The new boss of Norfolk's mental health trust is putting care in people's homes and more work with volunteers at the heart of his plans for dealing with the financial crisis.

Aidan Thomas was speaking as he started work at Norfolk and Waveney Mental Health Trust, where he has taken over from former chief executive Pat Holman.

Mr Thomas, who was boss of the West Essex primary care trust (PCT), says he needs to tackle the problems of an ageing population with its higher levels of dementia, at the same time as cutbacks in NHS spending.

He said: “We need to use the voluntary sector but without exploiting them, and to have a more preventative approach to delivering care, such as supporting people at home more. We simply won't be able to staff beds in the same way.”

He added: “We need to make sure if we have to cut our costs, that we do it by focusing on support functions and our estate rather than direct services.
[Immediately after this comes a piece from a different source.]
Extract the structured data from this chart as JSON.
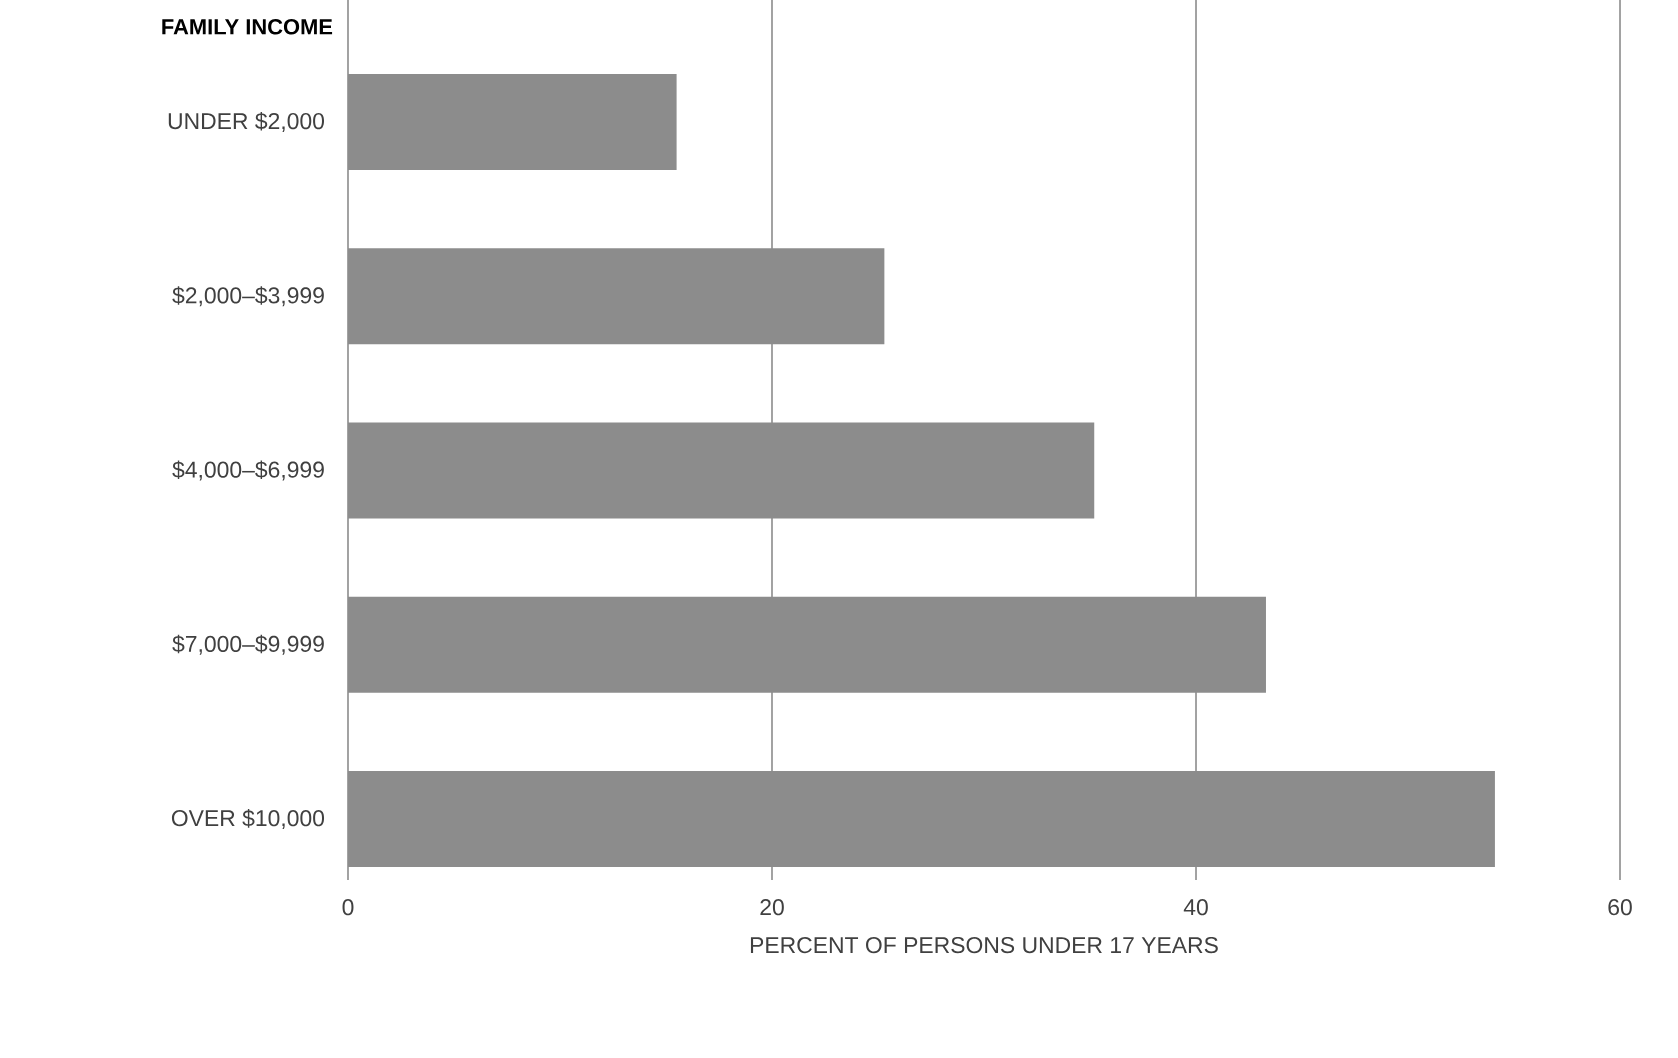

“I think this trust is already quite efficient. It has got very low bed numbers per head because it has been focusing on community provision.

“But there is no avoiding the level of funding that needs to come out of the system.”

Mr Thomas, 50, says his proudest achievements are the closure of Tooting Bec mental hospital in London in 1990, getting the residents out of the wards and into houses.

“It was almost like they had got their own lives back,” he said.

He is also proud of helping to get a new hospital for older people built, St Margaret's in Epping, which he says is very popular with local people, and helping people with long-term conditions manage and improve their health.

“There are management highlights too, but the real highlights are

those things - that is why we are all here.”

He wanted the job in Norfolk because of the trust's good reputation, because of Norfolk's beauty and because he wanted to be more involved in hands-on delivery of services - his work at the PCT was increasingly about buying services rather than directly providing

them.

He is currently staying in a flat in Norwich during the week and returning to the family home near Great Dunmow in Essex at weekends.

He plans to move his family to Norfolk, but has not yet decided where.

His wife Sarah teaches children with severe learning disabilities. They have a son and a daughter, aged 17 and 16.

Today is World Mental Health Day, but despite awareness-raising efforts he says mental health is a “Cinderella service” which does not get as much funding as other types of healthcare, and is not as well understood by the public.

“There is a huge stigma attached to mental health, which there shouldn't be.”

Another of his goals is to improve care for adults “which is already very good” and involve patients more in the design of more flexible services.